A criminal conviction after a trial at which the probationer was entitled to all the protections afforded a criminal defendant including formal rules of evidence, the right to assigned counsel if indigent, and the requirement that the state establish guilt beyond a reasonable doubt certainly affords a more than sufficient basis for revocation of probation, even if that conviction is still awaiting appellate review.

Id. at 308.

The judgment of the trial court is accordingly affirmed.

NOTES

[1] It was stipulated that (1) the guilty verdicts which where returned against both appellants on May 31, 1978, stemmed from incidents alleged to have occurred on July 29, 1977; and (2) that oral notices of appeal from those guilty verdicts were entered by both appellants.

[2] Supra note 1.

[3] HRS § 706-626 provides in relevant part that:

At any time before the discharge of the defendant or the termination of the period of probation or suspension of sentence:

.....

(3) The Court, if there is probable cause to believe that the defendant has committed another crime or if he has been held to answer therefor, may commit him without bail, pending a determination of the charge by the court having jurisdiction thereof.
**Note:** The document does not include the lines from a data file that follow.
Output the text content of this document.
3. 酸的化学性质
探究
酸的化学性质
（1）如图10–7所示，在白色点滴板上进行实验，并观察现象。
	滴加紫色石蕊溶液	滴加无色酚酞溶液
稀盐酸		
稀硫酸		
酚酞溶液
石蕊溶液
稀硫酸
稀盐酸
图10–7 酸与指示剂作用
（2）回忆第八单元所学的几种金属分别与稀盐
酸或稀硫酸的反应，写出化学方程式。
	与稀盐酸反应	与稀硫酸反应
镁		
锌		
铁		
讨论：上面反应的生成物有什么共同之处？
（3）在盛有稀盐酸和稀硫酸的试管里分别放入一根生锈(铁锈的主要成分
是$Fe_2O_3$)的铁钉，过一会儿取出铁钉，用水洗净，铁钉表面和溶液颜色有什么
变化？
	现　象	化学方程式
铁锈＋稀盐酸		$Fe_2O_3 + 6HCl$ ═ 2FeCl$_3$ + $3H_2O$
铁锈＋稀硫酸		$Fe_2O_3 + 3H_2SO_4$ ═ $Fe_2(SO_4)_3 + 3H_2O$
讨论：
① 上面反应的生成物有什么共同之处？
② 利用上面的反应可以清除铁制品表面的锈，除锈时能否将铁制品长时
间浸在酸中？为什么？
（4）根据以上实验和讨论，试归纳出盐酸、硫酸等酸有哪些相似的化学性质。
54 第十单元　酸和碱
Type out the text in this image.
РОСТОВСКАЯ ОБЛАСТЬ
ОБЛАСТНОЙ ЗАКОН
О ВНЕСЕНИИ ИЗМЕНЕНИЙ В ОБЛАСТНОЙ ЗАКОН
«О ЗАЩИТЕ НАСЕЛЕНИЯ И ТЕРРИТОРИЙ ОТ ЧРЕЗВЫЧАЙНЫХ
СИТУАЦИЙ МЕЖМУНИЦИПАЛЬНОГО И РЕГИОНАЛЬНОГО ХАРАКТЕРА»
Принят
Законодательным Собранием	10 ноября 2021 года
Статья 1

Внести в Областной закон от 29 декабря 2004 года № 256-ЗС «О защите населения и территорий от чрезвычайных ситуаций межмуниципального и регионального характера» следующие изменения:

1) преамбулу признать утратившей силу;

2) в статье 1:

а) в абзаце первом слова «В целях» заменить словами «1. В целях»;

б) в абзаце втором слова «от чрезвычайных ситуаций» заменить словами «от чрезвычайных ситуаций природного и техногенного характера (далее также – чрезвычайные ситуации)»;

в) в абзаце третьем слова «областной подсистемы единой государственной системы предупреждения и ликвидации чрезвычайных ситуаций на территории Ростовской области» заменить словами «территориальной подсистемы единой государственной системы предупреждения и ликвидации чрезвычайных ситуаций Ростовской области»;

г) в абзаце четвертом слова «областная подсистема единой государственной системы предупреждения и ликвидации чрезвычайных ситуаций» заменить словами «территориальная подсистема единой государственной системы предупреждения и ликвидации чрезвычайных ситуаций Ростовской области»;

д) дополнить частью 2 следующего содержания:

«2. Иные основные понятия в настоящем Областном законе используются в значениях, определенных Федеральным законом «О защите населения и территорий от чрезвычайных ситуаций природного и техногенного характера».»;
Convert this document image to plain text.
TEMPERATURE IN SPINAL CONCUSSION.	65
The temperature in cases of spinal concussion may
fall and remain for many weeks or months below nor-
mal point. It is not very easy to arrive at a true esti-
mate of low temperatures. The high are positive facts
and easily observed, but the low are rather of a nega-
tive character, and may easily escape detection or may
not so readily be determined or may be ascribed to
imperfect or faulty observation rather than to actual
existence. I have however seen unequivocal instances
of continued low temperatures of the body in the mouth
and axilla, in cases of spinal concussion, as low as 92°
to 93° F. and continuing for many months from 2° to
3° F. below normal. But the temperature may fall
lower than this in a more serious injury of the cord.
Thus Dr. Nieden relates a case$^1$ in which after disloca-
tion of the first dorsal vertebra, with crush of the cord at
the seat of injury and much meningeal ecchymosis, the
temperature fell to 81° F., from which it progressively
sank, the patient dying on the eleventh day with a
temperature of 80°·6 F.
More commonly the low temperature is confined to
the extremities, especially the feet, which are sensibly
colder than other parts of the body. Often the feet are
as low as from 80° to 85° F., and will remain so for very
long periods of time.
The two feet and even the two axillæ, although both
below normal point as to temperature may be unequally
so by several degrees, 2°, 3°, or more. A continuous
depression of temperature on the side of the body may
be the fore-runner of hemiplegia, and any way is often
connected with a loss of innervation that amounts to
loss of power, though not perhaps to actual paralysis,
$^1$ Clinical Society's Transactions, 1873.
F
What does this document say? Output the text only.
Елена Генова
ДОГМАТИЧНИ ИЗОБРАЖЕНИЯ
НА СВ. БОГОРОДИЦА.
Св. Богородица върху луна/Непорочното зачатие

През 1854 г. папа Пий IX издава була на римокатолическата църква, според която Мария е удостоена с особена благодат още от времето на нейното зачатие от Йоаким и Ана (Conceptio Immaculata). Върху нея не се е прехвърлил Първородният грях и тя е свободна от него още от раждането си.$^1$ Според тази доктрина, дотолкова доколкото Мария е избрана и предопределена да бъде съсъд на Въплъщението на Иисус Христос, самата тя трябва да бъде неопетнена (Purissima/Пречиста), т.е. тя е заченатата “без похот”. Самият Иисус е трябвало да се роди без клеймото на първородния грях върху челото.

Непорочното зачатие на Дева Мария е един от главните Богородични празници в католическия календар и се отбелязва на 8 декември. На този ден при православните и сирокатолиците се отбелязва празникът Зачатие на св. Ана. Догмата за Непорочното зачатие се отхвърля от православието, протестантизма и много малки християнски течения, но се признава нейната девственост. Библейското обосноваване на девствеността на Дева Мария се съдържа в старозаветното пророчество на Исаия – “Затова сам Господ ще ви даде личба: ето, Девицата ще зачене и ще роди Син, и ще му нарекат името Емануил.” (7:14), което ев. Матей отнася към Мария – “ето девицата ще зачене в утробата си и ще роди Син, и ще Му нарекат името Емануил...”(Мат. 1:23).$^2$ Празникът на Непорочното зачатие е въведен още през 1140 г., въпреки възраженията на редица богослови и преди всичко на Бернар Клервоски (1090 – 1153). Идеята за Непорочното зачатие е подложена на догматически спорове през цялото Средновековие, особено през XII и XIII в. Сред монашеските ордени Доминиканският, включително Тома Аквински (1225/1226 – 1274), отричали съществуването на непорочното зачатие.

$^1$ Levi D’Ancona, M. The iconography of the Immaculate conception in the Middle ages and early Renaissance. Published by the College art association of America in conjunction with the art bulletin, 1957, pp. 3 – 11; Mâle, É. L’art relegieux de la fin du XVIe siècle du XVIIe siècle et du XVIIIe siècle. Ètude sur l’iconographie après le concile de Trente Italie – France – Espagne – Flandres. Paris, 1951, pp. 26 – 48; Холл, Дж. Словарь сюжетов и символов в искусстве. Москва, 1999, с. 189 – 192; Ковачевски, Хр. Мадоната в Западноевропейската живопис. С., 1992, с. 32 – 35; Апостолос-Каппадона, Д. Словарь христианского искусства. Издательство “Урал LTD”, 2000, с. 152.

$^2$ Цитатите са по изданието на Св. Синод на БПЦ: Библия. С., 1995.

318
[4] Commentary to HRS § 706-626 provides in relevant part that:

.....

Subsection (3) is addressed to the problem presented by a defendant who is on probation or under suspended sentence and who is accused or charged with commission of another crime. The commission of a crime while on probation or under suspension of sentence would, in most cases, constitute a violation of a condition of probation or suspension. The question thus presented is whether the issue of guilt, with respect to the most recent crime, should be tried informally as a violation of a condition of suspension or probation or whether the issue should be tried independently. The Code resolves this question by providing that the defendant may be held pending an independent or formal determination by the court having jurisdiction over the charge, thus preserving for the defendant all procedural rights. This subsection must be read in conjunction with § 706-628(1) which provides for revocation in cases where the defendant "has been convicted of another crime." (Emphasis added.)